Your landlord must make sure you get a Notice to Quit

The Notice tells you to leave in a certain number of days. You do not have to move out by the date on a Notice to Quit, but do not ignore it. The number of days depends on the reason for eviction.

  • 14-Day Notice: You owe rent.
  • 30-Day Notice: If the landlord is evicting you for no reason, or for a reason that they say is your fault.
  • No Notice: Your landlord accuses you of illegal activity in your apartment. Get a lawyer before you say anything in court.

If your landlord is evicting you for non-payment of rent

Your landlord must send you a special form with the Notice to Quit in non-payment of rent cases. This form tells you what help you can get to stop an eviction.

If your landlord does not give you this form, it is against the law for them to file a non-payment eviction case in court. You may be able to stop the eviction.

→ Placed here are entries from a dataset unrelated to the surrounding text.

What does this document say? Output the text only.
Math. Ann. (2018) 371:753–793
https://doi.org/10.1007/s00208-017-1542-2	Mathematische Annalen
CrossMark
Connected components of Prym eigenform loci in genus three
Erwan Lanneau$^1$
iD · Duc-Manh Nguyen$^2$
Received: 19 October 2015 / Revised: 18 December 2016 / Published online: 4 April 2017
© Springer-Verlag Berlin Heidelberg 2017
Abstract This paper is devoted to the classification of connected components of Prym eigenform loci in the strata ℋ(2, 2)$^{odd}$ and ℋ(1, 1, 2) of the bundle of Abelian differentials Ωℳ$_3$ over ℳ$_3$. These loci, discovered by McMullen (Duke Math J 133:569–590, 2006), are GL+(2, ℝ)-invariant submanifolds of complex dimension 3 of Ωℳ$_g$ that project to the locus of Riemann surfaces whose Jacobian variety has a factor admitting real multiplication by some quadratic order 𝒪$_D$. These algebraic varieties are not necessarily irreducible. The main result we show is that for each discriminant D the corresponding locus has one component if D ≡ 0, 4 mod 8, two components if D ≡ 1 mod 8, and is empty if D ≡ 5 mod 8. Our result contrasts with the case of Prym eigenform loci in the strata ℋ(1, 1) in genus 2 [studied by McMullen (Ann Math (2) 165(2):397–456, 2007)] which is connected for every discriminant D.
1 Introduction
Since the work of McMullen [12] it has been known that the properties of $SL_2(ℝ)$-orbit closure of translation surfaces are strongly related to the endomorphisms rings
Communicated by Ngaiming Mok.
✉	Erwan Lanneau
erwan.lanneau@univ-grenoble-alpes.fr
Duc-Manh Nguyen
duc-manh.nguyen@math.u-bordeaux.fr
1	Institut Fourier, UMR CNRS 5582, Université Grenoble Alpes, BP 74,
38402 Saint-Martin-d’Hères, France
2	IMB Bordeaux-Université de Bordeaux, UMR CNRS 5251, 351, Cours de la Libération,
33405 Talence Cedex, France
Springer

Your landlord must serve you with a Summary Process Summons and Complaint

This court form tells you your landlord is taking you to court and there will be a hearing. You will get a second notice that lists the time, date, and location of the hearing. Your Answer is due three days before your "first court event."

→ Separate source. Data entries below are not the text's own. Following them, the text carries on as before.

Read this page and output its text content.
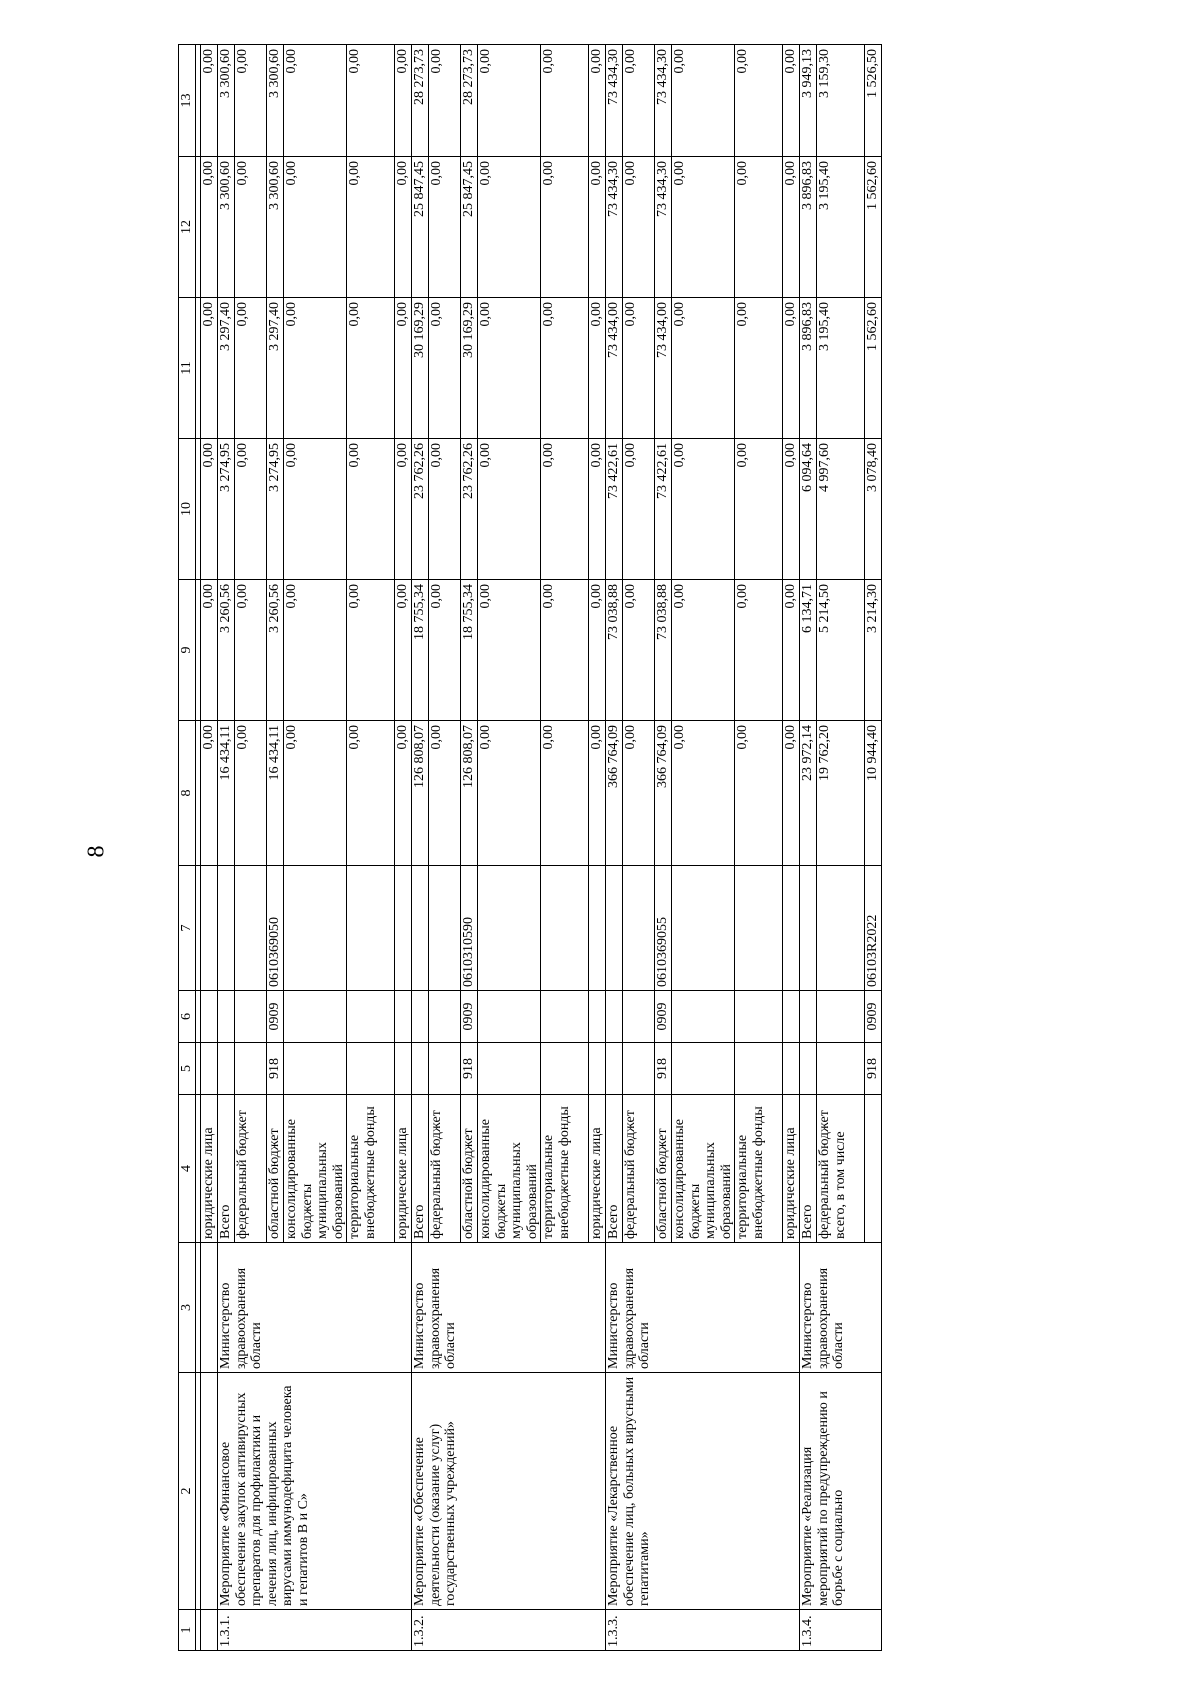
8
1	2	3	4	5	6	7	8	9	10	11	12	13

			юридические лица				0,00	0,00	0,00	0,00	0,00	0,00
1.3.1.	Мероприятие «Финансовое обеспечение закупок антивирусных препаратов для профилактики и лечения лиц, инфицированных вирусами иммунодефицита человека и гепатитов B и C»	Министерство здравоохранения области	Всего				16 434,11	3 260,56	3 274,95	3 297,40	3 300,60	3 300,60
			федеральный бюджет				0,00	0,00	0,00	0,00	0,00	0,00
			областной бюджет	918	0909	0610369050	16 434,11	3 260,56	3 274,95	3 297,40	3 300,60	3 300,60
			консолидированные бюджеты муниципальных образований				0,00	0,00	0,00	0,00	0,00	0,00
			территориальные внебюджетные фонды				0,00	0,00	0,00	0,00	0,00	0,00
			юридические лица				0,00	0,00	0,00	0,00	0,00	0,00
1.3.2.	Мероприятие «Обеспечение деятельности (оказание услуг) государственных учреждений»	Министерство здравоохранения области	Всего				126 808,07	18 755,34	23 762,26	30 169,29	25 847,45	28 273,73
			федеральный бюджет				0,00	0,00	0,00	0,00	0,00	0,00
			областной бюджет	918	0909	0610310590	126 808,07	18 755,34	23 762,26	30 169,29	25 847,45	28 273,73
			консолидированные бюджеты муниципальных образований				0,00	0,00	0,00	0,00	0,00	0,00
			территориальные внебюджетные фонды				0,00	0,00	0,00	0,00	0,00	0,00
			юридические лица				0,00	0,00	0,00	0,00	0,00	0,00
1.3.3.	Мероприятие «Лекарственное обеспечение лиц, больных вирусными гепатитами»	Министерство здравоохранения области	Всего				366 764,09	73 038,88	73 422,61	73 434,00	73 434,30	73 434,30
			федеральный бюджет				0,00	0,00	0,00	0,00	0,00	0,00
			областной бюджет	918	0909	0610369055	366 764,09	73 038,88	73 422,61	73 434,00	73 434,30	73 434,30
			консолидированные бюджеты муниципальных образований				0,00	0,00	0,00	0,00	0,00	0,00
			территориальные внебюджетные фонды				0,00	0,00	0,00	0,00	0,00	0,00
			юридические лица				0,00	0,00	0,00	0,00	0,00	0,00
1.3.4.	Мероприятие «Реализация мероприятий по предупреждению и борьбе с социально	Министерство здравоохранения области	Всего				23 972,14	6 134,71	6 094,64	3 896,83	3 896,83	3 949,13
			федеральный бюджет всего, в том числе				19 762,20	5 214,50	4 997,60	3 195,40	3 195,40	3 159,30
				918	0909	06103R2022	10 944,40	3 214,30	3 078,40	1 562,60	1 562,60	1 526,50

Steps You Can Take to Respond to the Eviction

Every eviction is different. Your options depend on your situation. All options have strict deadlines. If you miss the deadline, you lose the option.

Protect Yourself Get Help

  • Try to get legal help.
  • You may be able to get free legal help.
  • If you cannot get legal help, you will need to represent yourself. Use the Self-Help Forms and Letters.
  • Some courts have volunteer lawyers who can help you fill out forms or tell you about programs in your area that may be able to help you. Ask the clerk how to find the volunteer lawyers.
  • Pay rent: If the eviction is about rent you owe, you can pay the rent and stop the eviction, most of the time. If you pay before a landlord starts a court case, you can avoid paying the landlord’s court costs: $135 in Housing Court, $195 in District Court. For deadlines see Evictions - Paying the Rent Owed.
  • File your Answer with the court: If you get a Summons and Complaint, file a legal form called an Answer. Use this form to explain to the court why you should not be evicted and any problems you had with your landlord. The deadline for filing your Answer is three business days before your "first court event."  Do not miss the deadline. Use The Answer (Booklet 3). Or use Greater Boston Legal Services' free self-help guided interview, MADE, that asks you questions and helps you complete the Answer you need to file at court.  If you missed your Answer date, file a Motion to Allow Late Answer with the court as soon as you can.
  • Transfer your case: If your case is in District Court you have the right to transfer your case to Housing Court, if there is one in your area. Housing Courts provide more support. You can file a transfer form up until the day before your case is in District Court. Use the Transfer (Booklet 5).  
  • Get important documents ready: Before your hearing, collect the documents you need to prove your case, like rent receipts or pictures of bad conditions. Use the What to Take to Court Checklist in Representing Yourself in an Eviction Case(Booklet 1).
  • Arrange for childcare and time-off from work the day you go to court. It could take all day.
  • Go to court: If you do not go to your court hearing, you will lose your case automatically. This is called default.
  • Ask the judge to dismiss the case: If your landlord has not followed the right steps, you may be able to get your case dismissed. For reasons why your case could be dismissed see Evictions - Motion to Dismiss.
  • Negotiate an agreement: Most landlords and tenants resolve evictions through agreements. Be careful when you negotiate an Agreement. Only sign an Agreement if you understand it and you can do what it says. To protect yourself get Negotiating a Settlement of Your Case (Booklet 10).
  • Fight the eviction: You may be able to prevent the eviction. Use the Answer to list the reasons you should not be evicted. Include any complaints you have about your landlord. Do not miss the deadline to file your Answer. The deadline is on the Summons and Complaint. Use The Answer (Booklet 3).
  • Ask for time to prepare for your case: When you file your Answer form, you can also file court papers that ask your landlord for information to help you prepare your case. The court will automatically postpone your case by 2 weeks. This is called discovery. Use Discovery (Booklet 4).
  • Ask a judge for time to move: If a judge makes an order to evict you, you may ask the judge for more time to stay in your apartment while you look for another place to live. If the judge agrees to give you more time, they order a Stay of Execution. They are more likely to order a Stay of Execution if you have started looking for a new place. Use Stay (Booklet 8).
  • Appeal the court’s decision: At the end of the court hearing, the judge will make a decision, called a judgment. If you do not agree with the judge’s decision and you want to fight it, you have 10 days to file an appeal.